The exception is still being thrown, but before Python can show it you are calling f2() again.

So each time the exception is raised, you sneak in another call. That recursive call is allowed (because we are one step below the limit), we cross the limit, the exception is raised again, the finally handler sneaks in another call, almost ad infinitum.

CTRL-C doesn't end the program for the same reasons; an exception is raised (KeyboardInterrupt), but again the finally: handler sends you back into recursion.

You are now falling at such a velocity you entered orbit around the interpreter.

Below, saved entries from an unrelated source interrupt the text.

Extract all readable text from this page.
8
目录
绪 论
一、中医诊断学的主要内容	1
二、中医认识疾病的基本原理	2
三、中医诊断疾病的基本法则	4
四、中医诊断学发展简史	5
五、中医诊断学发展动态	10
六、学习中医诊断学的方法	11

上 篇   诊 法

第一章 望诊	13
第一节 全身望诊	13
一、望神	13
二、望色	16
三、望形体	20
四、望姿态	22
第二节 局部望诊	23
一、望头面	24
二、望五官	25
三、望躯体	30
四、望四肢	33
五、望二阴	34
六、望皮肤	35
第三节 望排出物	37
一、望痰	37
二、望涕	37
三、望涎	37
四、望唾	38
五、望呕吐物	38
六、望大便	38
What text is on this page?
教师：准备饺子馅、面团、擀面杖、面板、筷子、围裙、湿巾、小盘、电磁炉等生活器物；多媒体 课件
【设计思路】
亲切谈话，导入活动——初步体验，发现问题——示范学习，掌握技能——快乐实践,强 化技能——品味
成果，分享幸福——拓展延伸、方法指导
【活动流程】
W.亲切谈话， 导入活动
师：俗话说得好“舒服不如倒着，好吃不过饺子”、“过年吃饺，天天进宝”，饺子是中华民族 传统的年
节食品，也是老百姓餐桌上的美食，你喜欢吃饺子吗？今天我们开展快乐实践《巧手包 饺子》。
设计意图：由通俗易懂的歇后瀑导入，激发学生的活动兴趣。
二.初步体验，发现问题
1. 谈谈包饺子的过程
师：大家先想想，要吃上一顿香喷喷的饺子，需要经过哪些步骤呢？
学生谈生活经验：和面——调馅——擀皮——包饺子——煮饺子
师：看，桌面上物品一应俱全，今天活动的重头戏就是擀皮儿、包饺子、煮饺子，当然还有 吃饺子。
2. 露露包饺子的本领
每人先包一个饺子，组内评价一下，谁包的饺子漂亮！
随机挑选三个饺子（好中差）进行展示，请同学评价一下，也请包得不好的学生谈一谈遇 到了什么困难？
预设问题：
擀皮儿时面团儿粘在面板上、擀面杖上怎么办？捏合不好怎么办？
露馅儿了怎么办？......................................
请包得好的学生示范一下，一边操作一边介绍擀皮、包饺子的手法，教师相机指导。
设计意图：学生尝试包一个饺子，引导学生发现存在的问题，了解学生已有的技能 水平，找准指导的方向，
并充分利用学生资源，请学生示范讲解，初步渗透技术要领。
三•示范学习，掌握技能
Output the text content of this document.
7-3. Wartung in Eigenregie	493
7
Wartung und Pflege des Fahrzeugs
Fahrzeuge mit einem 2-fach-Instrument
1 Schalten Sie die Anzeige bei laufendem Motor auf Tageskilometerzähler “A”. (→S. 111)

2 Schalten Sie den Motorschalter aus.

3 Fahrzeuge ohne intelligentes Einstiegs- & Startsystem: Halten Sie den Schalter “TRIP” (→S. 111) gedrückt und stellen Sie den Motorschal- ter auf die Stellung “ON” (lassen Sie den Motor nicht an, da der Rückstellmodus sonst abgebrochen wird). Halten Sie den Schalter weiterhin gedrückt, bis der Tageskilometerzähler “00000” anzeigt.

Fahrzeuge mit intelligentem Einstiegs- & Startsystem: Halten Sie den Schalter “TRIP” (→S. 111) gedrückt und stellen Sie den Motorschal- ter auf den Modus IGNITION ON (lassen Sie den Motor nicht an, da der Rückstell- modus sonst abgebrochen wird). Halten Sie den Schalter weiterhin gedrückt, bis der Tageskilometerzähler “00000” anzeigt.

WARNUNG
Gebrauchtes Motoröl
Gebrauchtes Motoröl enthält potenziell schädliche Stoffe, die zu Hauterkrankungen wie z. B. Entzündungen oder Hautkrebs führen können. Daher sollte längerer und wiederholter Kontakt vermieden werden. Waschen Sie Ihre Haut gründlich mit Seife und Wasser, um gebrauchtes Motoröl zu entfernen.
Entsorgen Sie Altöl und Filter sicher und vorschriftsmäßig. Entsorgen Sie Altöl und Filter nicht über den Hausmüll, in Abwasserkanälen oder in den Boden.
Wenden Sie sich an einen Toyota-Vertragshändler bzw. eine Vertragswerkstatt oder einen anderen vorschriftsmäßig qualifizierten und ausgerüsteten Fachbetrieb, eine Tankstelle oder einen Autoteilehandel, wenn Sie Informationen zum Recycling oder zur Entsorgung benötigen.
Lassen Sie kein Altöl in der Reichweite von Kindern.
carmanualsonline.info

It all does end, but the finally handlers add an exponentially growing number of extra calls before the stack can fully unwind:

>>> import sys
>>> def f2(depth=0, final=0):
...     try:
...         print depth
...         f2(depth + 1, final)
...     finally:
...         print 'finally:', final
...         f2(depth, final + 1)
... 
>>> sys.setrecursionlimit(5)
>>> f2()
0
1
2
3
finally: 0
finally: 0
2
finally: 1
finally: 0
1
2
finally: 1
finally: 1
1
finally: 2
finally: 0
0
1
2
finally: 1
finally: 1
1
finally: 2
finally: 1
0
1
finally: 2
finally: 2
0
finally: 3
Traceback (most recent call last):
  File "<stdin>", line 1, in <module>
  File "<stdin>", line 7, in f2
  File "<stdin>", line 7, in f2
  File "<stdin>", line 7, in f2
  File "<stdin>", line 7, in f2
RuntimeError: maximum recursion depth exceeded

5 Comments

Wish I could give another +1 for You are now falling at such a velocity you entered orbit around the interpreter
Will it run forever or it will finally raise an exception (after VERY long time as @mhlester suggests)?
@pbackup: it'll run forever. There is just one stack limit, not a square root of limits. You just keep 'recovering' then re-entering the problem by re-applying a try-finally handler.
@MartijnPieters: You don't keep rerunning the same f2 call. Try lowering the recursion limit and then testing it; you'll see that it actually does terminate.
@user2357112: yes, you are right; you do fall back eventually.